I don’t know why or how, all I know is that it happened.
Quite honestly, I’d probably enjoy it more if I had the perks that came with actually being elderly: retirement, a motorized scooter and early bird dinners at the local Country Kitchen Restaurant.
Obviously, I’m not literally elderly. That would require some kind of weird Benjamin Button-esque situation, and frankly that reference is becoming kind of dated.
But I certainly feel elderly.
Not in the “oh, my aching hip” kind of way; rather the “I can’t believe my kids put me in a home” kind of way.
Not that I actually have my own kids – but you get the point.
I feel like the archetypal old man in the theatre department. Sort of like Chevy Chase when he was on Community – another dated reference, I apologize.
I’m just kind of there, spewing out all kinds of nonsense about my memories of the 00’s (the 1900’s – not the 2000’s) while the young’ns wait for me to kick the bucket so they can inherit what I leave behind.
Eight months ago I wasn’t old. I was still young, I was hip and with it.
Then senior year hit me like a ball hits a bat in a baseball metaphor.
I became the old bloke.
From my perspective I can see all the underclassmen in the theatre department growing together as both friends and artists.
Being the miser that I am, I’m left out of this tightly knit circle. They’ll give me the courtesy of a short interaction here or there, but beyond that I’m left alone to watch reruns of Golden Girls.

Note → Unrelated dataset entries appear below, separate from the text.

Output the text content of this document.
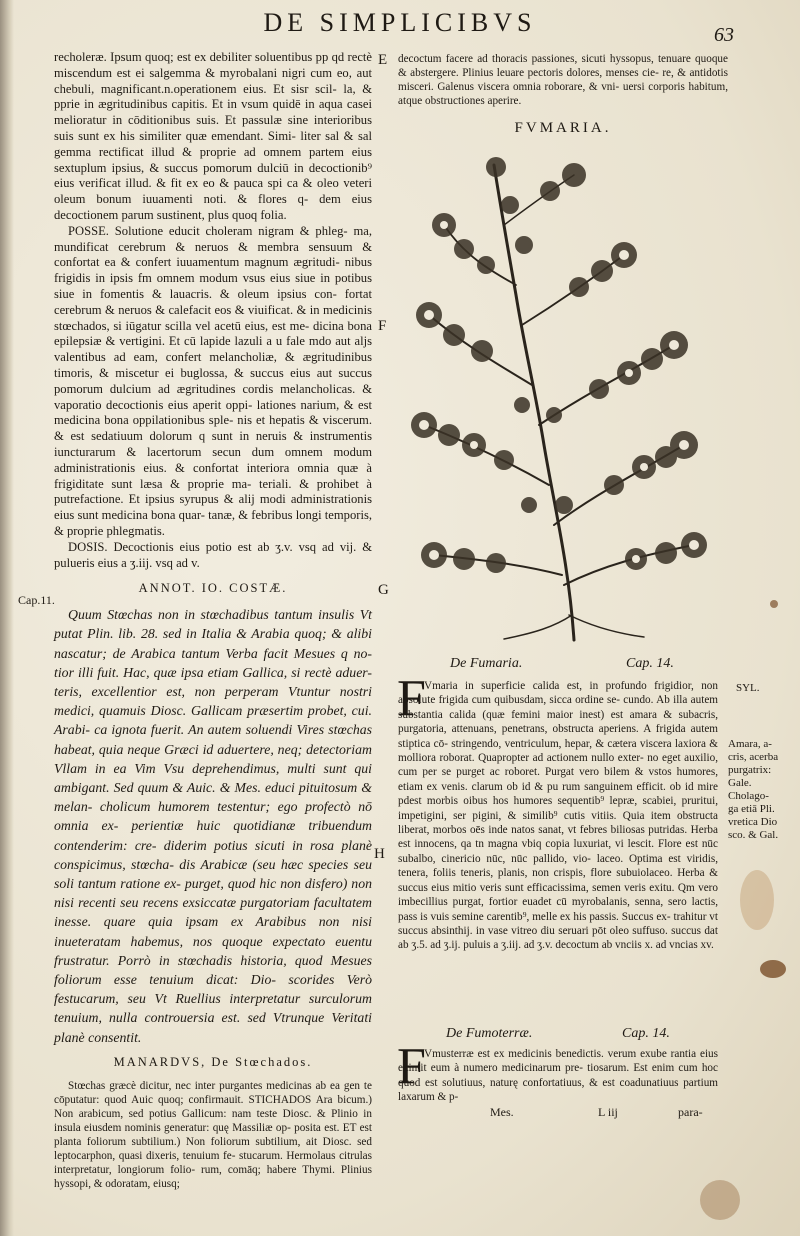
DE SIMPLICIBVS	63
E
F
G
H

recholeræ. Ipsum quoq; est ex debiliter soluentibus pp qd rectè miscendum est ei salgemma & myrobalani nigri cum eo, aut chebuli, magnificant.n.operationem eius. Et sisr scil- la, & pprie in ægritudinibus capitis. Et in vsum quidē in aqua casei melioratur in cōditionibus suis. Et passulæ sine interioribus suis sunt ex his similiter quæ emendant. Simi- liter sal & sal gemma rectificat illud & proprie ad omnem partem eius sextuplum ipsius, & succus pomorum dulciū in decoctionib⁹ eius verificat illud. & fit ex eo & pauca spi ca & oleo veteri oleum bonum iuuamenti noti. & flores q- dem eius decoctionem parum sustinent, plus quoq folia.

POSSE. Solutione educit choleram nigram & phleg- ma, mundificat cerebrum & neruos & membra sensuum & confortat ea & confert iuuamentum magnum ægritudi- nibus frigidis in ipsis fm omnem modum vsus eius siue in potibus siue in fomentis & lauacris. & oleum ipsius con- fortat cerebrum & neruos & calefacit eos & viuificat. & in medicinis stœchados, si iūgatur scilla vel acetū eius, est me- dicina bona epilepsiæ & vertigini. Et cū lapide lazuli a u fale mdo aut aljs valentibus ad eam, confert melancholiæ, & ægritudinibus timoris, & miscetur ei buglossa, & succus eius aut succus pomorum dulcium ad ægritudines cordis melancholicas. & vaporatio decoctionis eius aperit oppi- lationes narium, & est medicina bona oppilationibus sple- nis et hepatis & viscerum. & est sedatiuum dolorum q sunt in neruis & instrumentis iuncturarum & lacertorum secun dum omnem modum administrationis eius. & confortat interiora omnia quæ à frigiditate sunt læsa & proprie ma- teriali. & prohibet à putrefactione. Et ipsius syrupus & alij modi administrationis eius sunt medicina bona quar- tanæ, & febribus longi temporis, & proprie phlegmatis.

DOSIS. Decoctionis eius potio est ab ʒ.v. vsq ad vij. & pulueris eius a ʒ.iij. vsq ad v.

ANNOT. IO. COSTÆ.

Quum Stœchas non in stœchadibus tantum insulis Vt putat Plin. lib. 28. sed in Italia & Arabia quoq; & alibi nascatur; de Arabica tantum Verba facit Mesues q no- tior illi fuit. Hac, quæ ipsa etiam Gallica, si rectè aduer- teris, excellentior est, non perperam Vtuntur nostri medici, quamuis Diosc. Gallicam præsertim probet, cui. Arabi- ca ignota fuerit. An autem soluendi Vires stœchas habeat, quia neque Græci id aduertere, neq; detectoriam Vllam in ea Vim Vsu deprehendimus, multi sunt qui ambigant. Sed quum & Auic. & Mes. educi pituitosum & melan- cholicum humorem testentur; ego profectò nō omnia ex- perientiæ huic quotidianæ tribuendum contenderim: cre- diderim potius sicuti in rosa planè conspicimus, stœcha- dis Arabicæ (seu hæc species seu soli tantum ratione ex- purget, quod hic non disfero) non nisi recenti seu recens exsiccatæ purgatoriam facultatem inesse. quare quia ipsam ex Arabibus non nisi inueteratam habemus, nos quoque expectato euentu frustratur. Porrò in stœchadis historia, quod Mesues foliorum esse tenuium dicat: Dio- scorides Verò festucarum, seu Vt Ruellius interpretatur surculorum tenuium, nulla controuersia est. sed Vtrunque Veritati planè consentit.

MANARDVS, De Stœchados.

Stœchas græcè dicitur, nec inter purgantes medicinas ab ea gen te cōputatur: quod Auic quoq; confirmauit. STICHADOS Ara bicum.) Non arabicum, sed potius Gallicum: nam teste Diosc. & Plinio in insula eiusdem nominis generatur: quę Massiliæ op- posita est. ET est planta foliorum subtilium.) Non foliorum subtilium, ait Diosc. sed leptocarphon, quasi dixeris, tenuium fe- stucarum. Hermolaus citrulas interpretatur, longiorum folio- rum, comāq; habere Thymi. Plinius hyssopi, & odoratam, eiusq;

Cap.11.

decoctum facere ad thoracis passiones, sicuti hyssopus, tenuare quoque & abstergere. Plinius leuare pectoris dolores, menses cie- re, & antidotis misceri. Galenus viscera omnia roborare, & vni- uersi corporis habitum, atque obstructiones aperire.

FVMARIA.
De Fumaria.	Cap. 14.
F

Vmaria in superficie calida est, in profundo frigidior, non absolute frigida cum quibusdam, sicca ordine se- cundo. Ab illa autem substantia calida (quæ femini maior inest) est amara & subacris, purgatoria, attenuans, penetrans, obstructa aperiens. A frigida autem stiptica cō- stringendo, ventriculum, hepar, & cætera viscera laxiora & molliora roborat. Quapropter ad actionem nullo exter- no eget auxilio, cum per se purget ac roboret. Purgat vero bilem & vstos humores, etiam ex venis. clarum ob id & pu rum sanguinem efficit. ob id mire pdest morbis oibus hos humores sequentib⁹ lepræ, scabiei, pruritui, impetigini, ser pigini, & similib⁹ cutis vitiis. Quia item obstructa liberat, morbos oēs inde natos sanat, vt febres biliosas putridas. Herba est innocens, qa tn magna vbiq copia luxuriat, vi lescit. Flore est nūc subalbo, cinericio nūc, nūc pallido, vio- laceo. Optima est viridis, tenera, foliis teneris, planis, non crispis, flore subuiolaceo. Herba & succus eius mitio veris sunt efficacissima, semen veris exitu. Qm vero imbecillius purgat, fortior euadet cū myrobalanis, senna, sero lactis, pass is vuis semine carentib⁹, melle ex his passis. Succus ex- trahitur vt succus absinthij. in vase vitreo diu seruari pōt oleo suffuso. succus dat ab ʒ.5. ad ʒ.ij. puluis a ʒ.iij. ad ʒ.v. decoctum ab vnciis x. ad vncias xv.

SYL.
Amara, a-
cris, acerba
purgatrix:
Gale.
Cholago-
ga etiā Pli.
vretica Dio
sco. & Gal.
De Fumoterræ.	Cap. 14.
F

Vmusterræ est ex medicinis benedictis. verum exube rantia eius eximit eum à numero medicinarum pre- tiosarum. Est enim cum hoc quod est solutiuus, naturę confortatiuus, & est coadunatiuus partium laxarum & p-

Mes.	L iij	para-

Some people in my situation might say that I’ve got only five months ‘till graduation.
It’s not enough time to make things right before I depart. I might as well read a book – you know, one of those things one could buy at Borders before it closed down.
I, for one, will not go gentle into that good night. I may be old, but I still got a fight in me.

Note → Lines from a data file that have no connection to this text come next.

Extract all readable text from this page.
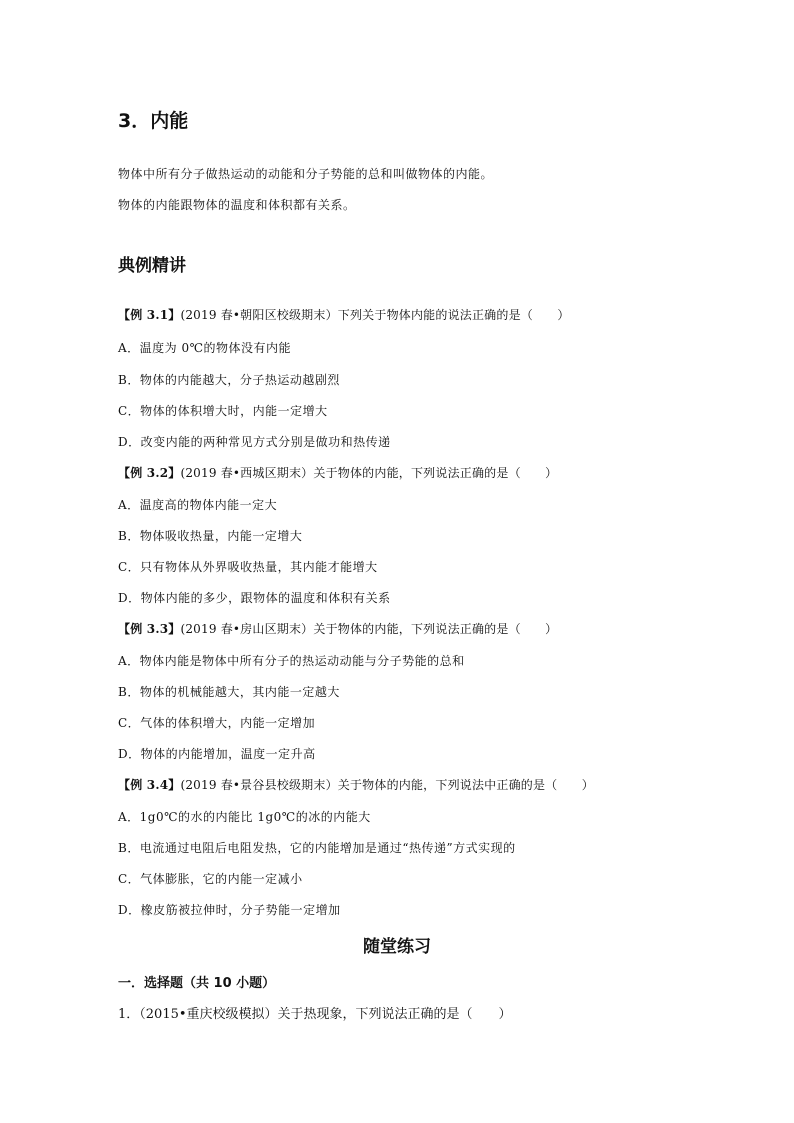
3．内能
物体中所有分子做热运动的动能和分子势能的总和叫做物体的内能。
物体的内能跟物体的温度和体积都有关系。
典例精讲
【例 3.1】(2019 春•朝阳区校级期末）下列关于物体内能的说法正确的是（　　）
A．温度为 0℃的物体没有内能
B．物体的内能越大，分子热运动越剧烈
C．物体的体积增大时，内能一定增大
D．改变内能的两种常见方式分别是做功和热传递
【例 3.2】(2019 春•西城区期末）关于物体的内能，下列说法正确的是（　　）
A．温度高的物体内能一定大
B．物体吸收热量，内能一定增大
C．只有物体从外界吸收热量，其内能才能增大
D．物体内能的多少，跟物体的温度和体积有关系
【例 3.3】(2019 春•房山区期末）关于物体的内能，下列说法正确的是（　　）
A．物体内能是物体中所有分子的热运动动能与分子势能的总和
B．物体的机械能越大，其内能一定越大
C．气体的体积增大，内能一定增加
D．物体的内能增加，温度一定升高
【例 3.4】(2019 春•景谷县校级期末）关于物体的内能，下列说法中正确的是（　　）
A．1g0℃的水的内能比 1g0℃的冰的内能大
B．电流通过电阻后电阻发热，它的内能增加是通过“热传递”方式实现的
C．气体膨胀，它的内能一定减小
D．橡皮筋被拉伸时，分子势能一定增加
随堂练习
一．选择题（共 10 小题）
1．（2015•重庆校级模拟）关于热现象，下列说法正确的是（　　）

It may be an impossible task, but before this year is out I will make an underclassman friend. Create a sort of Karate Kid situation: I’ll be Mr. Miyagi and I’ll teach some kid how to wax my car.

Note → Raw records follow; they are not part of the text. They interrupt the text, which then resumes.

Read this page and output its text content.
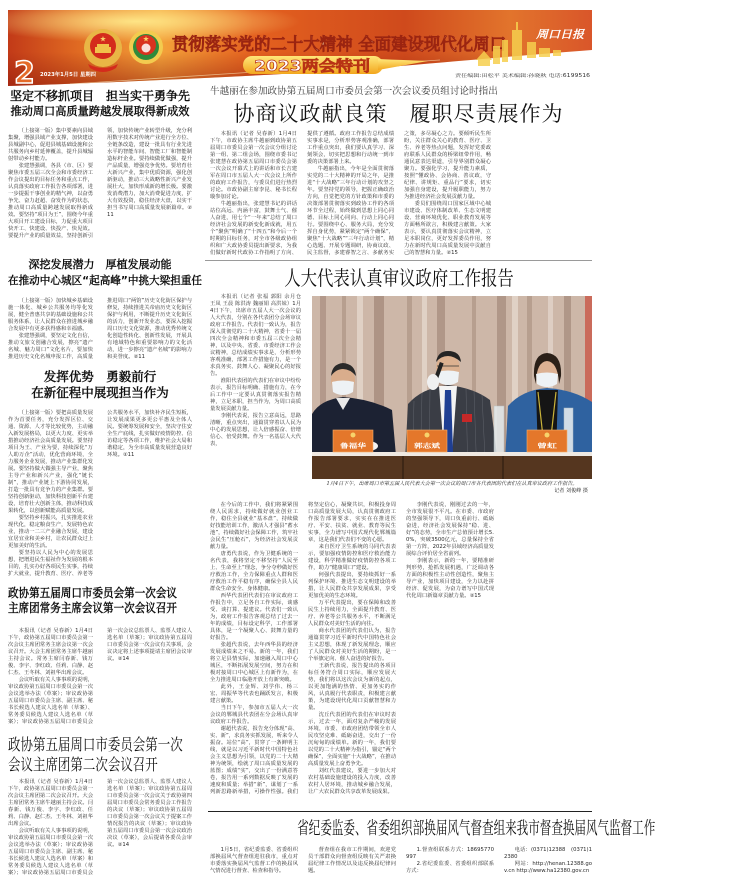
2 2023年1月5日 星期四
贯彻落实党的二十大精神 全面建设现代化周口
2023两会特刊
周口日报
责任编辑:田松平 美术编辑:孙晓秋 电话:6199516
坚定不移抓项目　担当实干勇争先
推动周口高质量跨越发展取得新成效

（上接第一版）集中要素向县域集聚，增强县域产业支撑，加快建设县城副中心，促进县城基础设施和公共服务向乡村延伸覆盖，提升县城辐射带动乡村能力。

张建慧强调，各县（市、区）要聚焦市委五届三次全会和市委经济工作会议提出的目标任务和重点工作，认真落实政府工作报告各项部署，进一步提振干事创业的精气神，以奋勇争先、奋力赶超、奋发作为的状态，推动周口高质量跨越发展取得新成效。要坚持“项目为王”，围绕今年重大项目开工建设目标，力促重大项目快开工、快建设、快投产、快见效。要提升产业的质量效益，坚持创新引领，加快传统产业转型升级，充分利用数字技术对传统产业进行全方位、全链条改造，建设一批具有行业先进水平的智能车间、智能工厂和智能制造标杆企业。要持续做优做强，提升产品质量，增强竞争优势。要培育壮大新兴产业，集中优质资源，强化创新驱动，推动三大战略性新兴产业发展壮大，加快形成新的增长极。要激发消费潜力，加大消费促进力度，扩大有效投资，稳住经济大盘，以实干担当书写周口高质量发展新篇章。②11

深挖发展潜力　厚植发展动能
在推动中心城区“起高峰”中挑大梁担重任

（上接第一版）加快城乡基础设施一体化、城乡公共服务均等化发展，健全普惠共享的基础设施和公共服务体系，让人民群众在推进城乡融合发展中有更多获得感和幸福感。

张建慧强调，要坚定文化自信，推动文旅文创融合发展，擦亮“遗产名城、魅力周口”文化名片，要加快推进历史文化名城申报工作，高质量推进周口“两馆”历史文化街区保护与修复，持续推进关帝庙历史文化街区保护与利用，不断提升历史文化街区的活力，创新开发业态，要深入挖掘周口历史文化资源，推动优秀传统文化创造性转化、创新性发展，开展具有地域特色和重要影响力的文化活动，进一步擦亮“遗产名城”的影响力和美誉度。②11

发挥优势　勇毅前行
在新征程中展现担当作为

（上接第一版）要把高质量发展作为首要任务，充分发挥区位、交通、资源、人才等比较优势，主动融入新发展格局，以更大力度、更实举措推动经济社会高质量发展。要坚持项目为王、产业为要，持续深化“万人助万企”活动，优化营商环境，全力服务企业发展，推动产业集群化发展。要坚持做大做强主导产业，聚焦主导产业和新兴产业，强化“链长制”，推动产业链上下游协同发展，打造一批具有竞争力的产业集群。要坚持创新驱动，加快科技创新平台建设，培育壮大创新主体，推动科技成果转化，以创新赋能高质量发展。

要坚持乡村振兴，扎实推进农业现代化，稳定粮食生产，发展特色农业，推动一二三产业融合发展，建设宜居宜业和美乡村，让农民群众过上更加美好的生活。

要坚持以人民为中心的发展思想，把增进民生福祉作为发展的根本目的，扎实办好各项民生实事，持续扩大就业，提升教育、医疗、养老等公共服务水平，加快补齐民生短板，让发展成果更多更公平惠及全体人民。要统筹发展和安全，坚决守住安全生产底线，扎实做好疫情防控、信访稳定等各项工作，维护社会大局和谐稳定，为全市高质量发展营造良好环境。②11

政协第五届周口市委员会第一次会议
主席团常务主席会议第一次会议召开

本报讯（记者 吴春新）1月4日下午，政协第五届周口市委员会第一次会议主席团常务主席会议第一次会议召开。大会主席团常务主席牛越丽主持会议。常务主席闫春新、钱万俊、李宇、李红政、任莉、白静、赵仁杰、王冬林、刘祖华出席会议。

会议听取有关人事事项的说明，审议政协第五届周口市委员会第一次会议选举办法（草案）；审议政协第五届周口市委员会主席、副主席、秘书长候选人建议人选名单（草案）、常务委员候选人建议人选名单（草案）；审议政协第五届周口市委员会第一次会议总监票人、监票人建议人选名单（草案）；审议政协第五届周口市委员会第一次会议有关事项，会议决定将上述事项提请主席团会议审议。②14

政协第五届周口市委员会第一次
会议主席团第二次会议召开

本报讯（记者 吴春新）1月4日下午，政协第五届周口市委员会第一次会议主席团第二次会议召开。大会主席团常务主席牛越丽主持会议。闫春新、钱万俊、李宇、李红政、任莉、白静、赵仁杰、王冬林、刘祖华出席会议。

会议听取有关人事事项的说明，审议政协第五届周口市委员会第一次会议选举办法（草案）；审议政协第五届周口市委员会主席、副主席、秘书长候选人建议人选名单（草案）和常务委员候选人建议人选名单（草案）；审议政协第五届周口市委员会第一次会议总监票人、监票人建议人选名单（草案）；审议政协第五届周口市委员会第一次会议关于政协第四届周口市委员会常务委员会工作报告的决议（草案）；审议政协第五届周口市委员会第一次会议关于提案工作情况报告的决议（草案）；审议政协第五届周口市委员会第一次会议政治决议（草案），会后提请各委员会审议。②14

牛越丽在参加政协第五届周口市委员会第一次会议委员组讨论时指出
协商议政献良策　履职尽责展作为

本报讯（记者 吴春新）1月4日下午，市政协主席牛越丽到政协第五届周口市委员会第一次会议分组讨论第一组、第二组会场，围绕市委书记张建慧在政协第五届周口市委员会第一次会议开幕式上的讲话和市长吉建军在周口市五届人大一次会议上所作的政府工作报告，与委员们进行热烈讨论。市政协副主席李昆、秘书长程璇参加讨论。

牛越丽指出，张建慧书记的讲话站位高远、内涵丰富，鼓舞士气、催人奋进，用七个“一年来”总结了周口经济社会发展的新变化新成就，用五个“聚焦”明确了“十四五”和今后一个时期的目标任务，对全市各级政协组织和广大政协委员提出新要求，为我们做好新时代政协工作指明了方向、提供了遵循。政府工作报告总结成绩实事求是，分析形势客观准确，部署工作重点突出，我们要认真学习、深刻领会，切实把思想和行动统一到市委的决策部署上来。

牛越丽指出，今年是全面贯彻落实党的二十大精神的开局之年，是推进“十大战略”三年行动计划的攻坚之年。要坚持党的领导，把握正确政治方向，自觉把党的方针政策和市委的决策部署贯彻落实到政协工作的各项环节全过程，始终做到思想上同心同德、目标上同心同向、行动上同心同行。要围绕中心、服务大局，充分发挥自身优势，紧紧锁定“两个确保”，聚焦“十大战略”“三年行动计划”，精心选题、开展专题调研，协商议政、民主监督，多建睿智之言、多献务实之策，多尽凝心之力。要倾听民生所盼，关注群众关心的教育、医疗、卫生、养老等热点问题，发挥好党委政府联系人民群众的桥梁纽带作用，畅通民意表达渠道，引导界别群众凝心聚力。要强化学习，提升能力素质，按照“懂政协、会协商、善议政，守纪律、讲规矩、重品行”要求，切实加强自身建设，提升履职能力，努力为推进经济社会发展贡献力量。

委员们围绕周口国家区域中心城市建设、医疗体制改革、生态文明建设、营商环境优化、职业教育发展等方面畅所欲言，积极建言献策。大家表示，要认真贯彻落实会议精神，立足本职岗位，更好发挥委员作用，努力在新时代周口高质量发展中贡献自己的智慧和力量。②15

人大代表认真审议政府工作报告

本报讯（记者 张福 郭阳 余月仓 王凤 王晨 陈洪涛 魏丽娟 高洪妹）1月4日下午，出席市五届人大一次会议的人大代表，分别在各代表团分会场审议政府工作报告。代表们一致认为，报告深入贯彻党的二十大精神，省委十一届四次全会精神和市委五届三次全会精神，以及中央、省委、市委经济工作会议精神，总结成绩实事求是，分析形势客观准确，部署工作措施有力，是一个求真务实、鼓舞人心、凝聚民心的好报告。

淮阳代表团的代表们在审议中纷纷表示，报告目标明确、措施有力，在今后工作中一定要认真贯彻落实报告精神，立足本职，担当作为，为周口高质量发展贡献力量。

李刚代表说，报告立意高远，思路清晰，重点突出，通篇贯穿着以人民为中心的发展思想，让人倍感振奋、倍增信心、倍受鼓舞。作为一名基层人大代表，	鲁福华	郭志斌	曾虹
1月4日下午，出席周口市第五届人民代表大会第一次会议的周口市各代表团的代表们在认真审议政府工作报告。
记者 刘俊峰 摄

在今后的工作中，我们将紧紧围绕人民需求，持续做好就业创业工作，稳住全县就业“基本盘”，持续做好技能培训工作，激活人才强县“蓄水池”，持续做好社会保障工作，筑牢社会民生“压舱石”，为经济社会发展贡献力量。

唐勇代表说，作为卫健系统的一名代表，我将坚定不移坚持“人民至上、生命至上”理念，争分夺秒做好医疗救治工作，全力保障重点人群和医疗救治工作平稳有序，确保全县人民群众生命安全、身体健康。

西华代表团代表们在审议政府工作报告中，立足各自工作实际，谈感受、谈打算、提建议。代表们一致认为，政府工作报告客观总结了过去一年的成绩，目标设定科学，工作部署具体，是一个凝聚人心、鼓舞力量的好报告。

张超代表说，去年西华县的经济发展成绩来之不易。新的一年，我们将立足县情实际，加速融入周口中心城区，不断拓展发展空间，努力在积极对接周口中心城区上有新作为，在全力推进周口临港开放上有新突破。

此外，王金辉、刘学伟、杨三宏、周振华等代表也踊跃发言，积极建言献策。

当日下午，参加市五届人大一次会议的郸城县代表团在分会场认真审议政府工作报告。

谢超代表说，报告充分体现“高、实、新”，求真务实抓发展，听来令人振奋。站位“高”，贯穿了一条鲜明主线，就是以习近平新时代中国特色社会主义思想为引领，以党的二十大精神为统领，绘就了周口高质量发展的蓝图；成绩“实”，交出了一份满意答卷，报告用一系列数据反映了发展的速度和质量；举措“新”，谋划了一系列新思路新举措，可操作性强。我们将坚定信心，凝聚共识，积极投身周口高质量发展大局，认真贯彻政府工作报告部署要求，实实在在推进医疗、平安、扶贫、就业、教育等民生实事，全力谱写中国式现代化郸城篇章，这是我们代表们不变的心愿。

来自医疗卫生系统的马同代表表示，要加强疫情防控和医疗救治能力建设，科学精准做好疫情防控各项工作，助力“健康周口”建设。

何强代表提出，要持续抓好一系列保护环境、推进生态文明建设的举措，让人民群众共享发展成果，享受更加优美的生态环境。

万平代表提出，要在保障和改善民生上持续用力，全面提升教育、医疗、养老等公共服务水平，不断满足人民群众对美好生活的向往。

商水代表团的代表们认为，报告通篇贯穿习近平新时代中国特色社会主义思想，体现了新发展理念，顺应了人民群众对美好生活的期盼，是一个举旗定向、催人奋进的好报告。

王新代表说，报告提出的各项目标任务符合周口实际，顺应发展大势，我们将以这次会议为新的起点，以更加饱满的热情、更加务实的作风，认真履行代表职责，积极建言献策，为建设现代化周口贡献智慧和力量。

沈丘代表团的代表们在审议时表示，过去一年，面对复杂严峻的发展环境，市委、市政府团结带领全市人民攻坚克难、砥砺奋进，交出了一份沉甸甸的成绩单。新的一年，我们要以党的二十大精神为指引，锚定“两个确保”，全面实施“十大战略”，在推动高质量发展上奋勇争先。

刘红代表建议，要进一步加大对农村基础设施建设的投入力度，改善农村人居环境，推动城乡融合发展，让广大农民群众共享改革发展成果。

李刚代表说，刚刚过去的一年，全市发展很不平凡。在市委、市政府的坚强领导下，周口负重前行、砥砺奋进，经济社会发展保持“稳、进、好”的态势，全市生产总值预计增长5.0%，突破3500亿元，总量保持全省第一方阵，2022年县域经济高质量发展综合评价居全省前列。

李刚表示，新的一年，要精准研判形势，抢抓发展机遇，广泛调动各方面的积极性主动性创造性，聚焦主导产业，加快项目建设，全力以赴拼经济、促发展，为奋力谱写中国式现代化周口新篇章贡献力量。②15

省纪委监委、省委组织部换届风气督查组来我市督查换届风气监督工作

1月5日，省纪委监委、省委组织部换届风气督查组进驻我市，重点对市委落实换届风气监督工作的换届风气情况进行督查、检查和指导。

督查组在我市工作期间，欢迎党员干部群众向督查组反映有关严肃换届纪律工作情况以及违反换届纪律问题。

1.督查组联系方式：18695770997

2.省纪委监委、省委组织部联系方式：

电话：(0371)12388　(0371)12380

网站：http://henan.12388.gov.cn http://www.ha12380.gov.cn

On second thought, that sounds like a bad follow-through to a good idea.
Perhaps I should find some lucky (or unlucky) underclassmen to mentor. I could impart all of my accumulated knowledge onto them. I could make sure the legacy that I’ve carried down from last year’s seniors lives on.
No more will I be the miserly old man, I will be the miserly old mentor.
Except, I know that won’t really happen.
I’ll be honest, the likelihood of my senior year ending with a bang like that is so slim that I might as well try flying to the moon on a bundle of balloons.
To an extent, I don’t really understand my situation.
Maybe I’ve changed since last year.
Maybe I’m just perceiving things wrong.
Maybe I really am just an old, corrosive man; though, I would hope I’m not.
I think it’s time for me to go back to my cozy chair and talk about my memories of the Spanish-American war. Then, before I even know it, I’ll be gone. I won’t have anything to worry about.
Until then, I’m just old and in the way.